A man of many talents – comedian, actor, playwright and director – Woody Allen is the winner of four Academy Awards and 24 time nominee. By dramatising comedy and making drama comical, Allen brings to life the emotions that so very many people struggle to exhibit, let alone understand.
One of Allen’s most classic films, Manhattan is emblematic of the director’s ability to seamlessly blend the culture and ambiance of a city with a personal story. In many of his films, the city acts as a protagonist, shaping the narrative and providing a distinctive character of its own. In Manhattan, the city of New York serves as a backdrop to a complex yet memorable story of hapless love and human nature. By turns dark and comic, Manhattan was critically acclaimed, and has become a classic both of Allen’s oeuvre, and of American cinema in general.
Midnight in Paris (2011)
Exploring themes of nostalgia and modernism in a fantasy tale about the 1920s bohemian Paris, Midnight in Paris may be one of Allen’s later works but is the most commercially successful of his career. Set within different periods of Paris, Gil (Owen Wilson) plays a disillusioned screenwriter and on a trip with his fiancée Rachel McAdams. Alone one night, he is miraculously transported to Paris in the 1920s and here the real story begins. Midnight in Paris uses wit and sophistication to exhibit a beguiling fantasy, and is entirely successful in engaging its audience.
Match Point (2005)
The dark reality of wealth and its ambitious and overwhelming ability to exert control over man’s moral compass is explored in Match Point. Society, lust, greed and desperation are all intricately dramatized into a carefully crafted masterpiece set in London. Chris Wilton, played by Jonathan Rhys-Meyers, is a retired and financially distraught man who takes on the job of a tennis coach, and falls in love with the sister of one of his students. As their relationship flourishes, Chris becomes addicted to the finer realities of life. Later sparks fly between him and Nora, a struggling American actress; unable to contain his lust for her and unable to let go of the high life Chris finds himself making dark and terrible decisions.
Small Time Crooks (2000)
Released in the year 2000, Small Time Crooks was directed and written by Woody Allen, starring himself and Elaine May, Tracey Ullman and Hugh Grant. Telling the tale of hapless criminal Ray – played by Woody Allen – and a bank job that goes awry, the film was a critical success, and was nominated for several awards. Slick, smooth and comical, this is a timeless film which will forever be a classic of the movie industry.
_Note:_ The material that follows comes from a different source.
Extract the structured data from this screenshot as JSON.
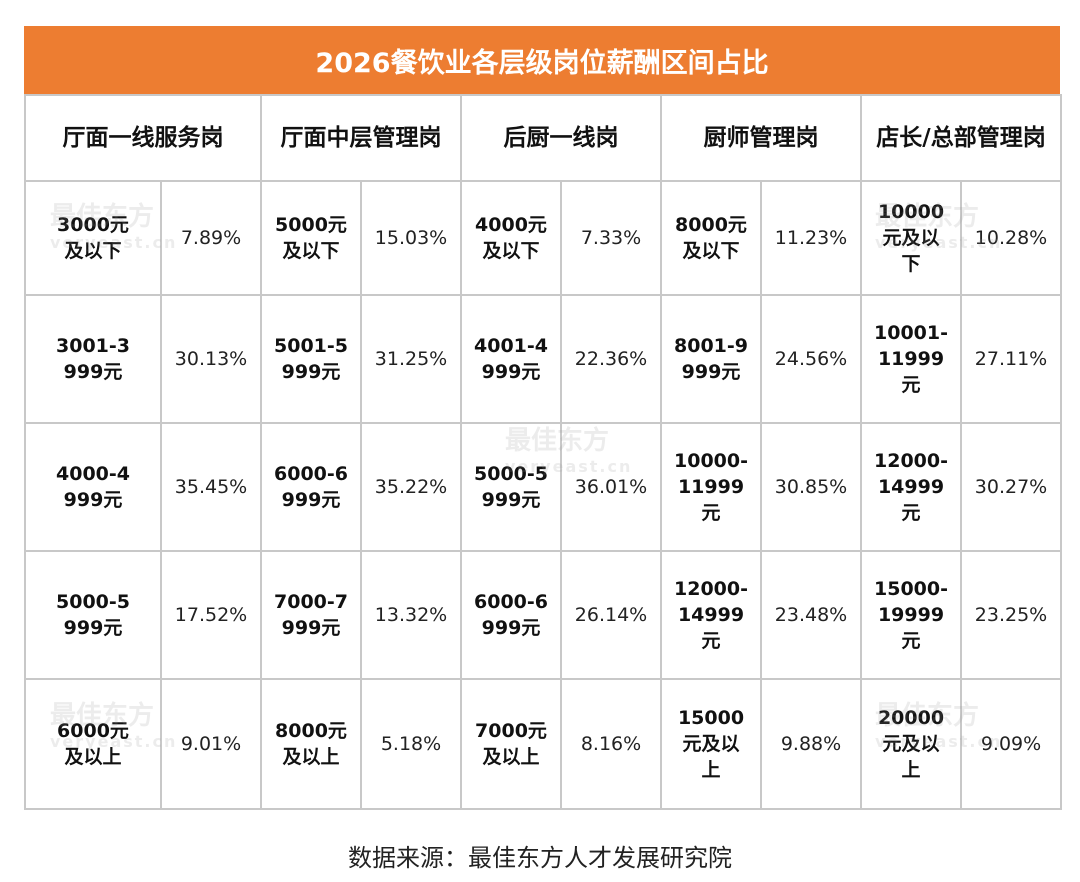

Vicky Cristina Barcelona (2008)
Featuring an all-star cast of Penelope Cruz, Javier Bardem, Scarlett Johansson and Rebecca Hall, Vicky Cristina Barcelona is one of Allen’s most charming and captivating films. The story centres on Johansson and Hall’s characters, two close yet very different friends, whose summer in Barcelona becomes a journey of self-discovery and an exploration of love and passion. Told throughout with wry humour and warmth, and set against the stunning backdrop of Barcelona, Vicky Cristina Barcelona is an unforgettable depiction of Allen’s skill in effortlessly blending place and character.
Annie Hall (1977)
Possibly the most widely loved and cherished of his films, Annie Hall tells us that our ideas of what a relationship should be are often very different to that of reality. The film sustains an underlying emphasis on the absurdity and necessity of love against the backdrop of New York. It continuously cherishes and dismisses love by relaying back and forth between fantasy and reality. Annie played by Diane Keaton and Alvy played by none other than Woody Allen give the audience an entertaining but heartfelt performance.
Blue Jasmine (2013)
This relatively recent box office success is a dark comedy drama relating the story of a fallen Manhattan socialite. Played by Cate Blanchett, she mesmerizes the audience with her award winning performance (Golden Globe for Best Actress in a Motion Picture.) Like with many of his movies, Allen has created a juxtaposition of the past and present, keeping the audience on edge before easing out in to a more linear chronology. In a constant battle between her former life and her new one, the audience develops a sense of understanding and sympathy for Jasmine the protagonist.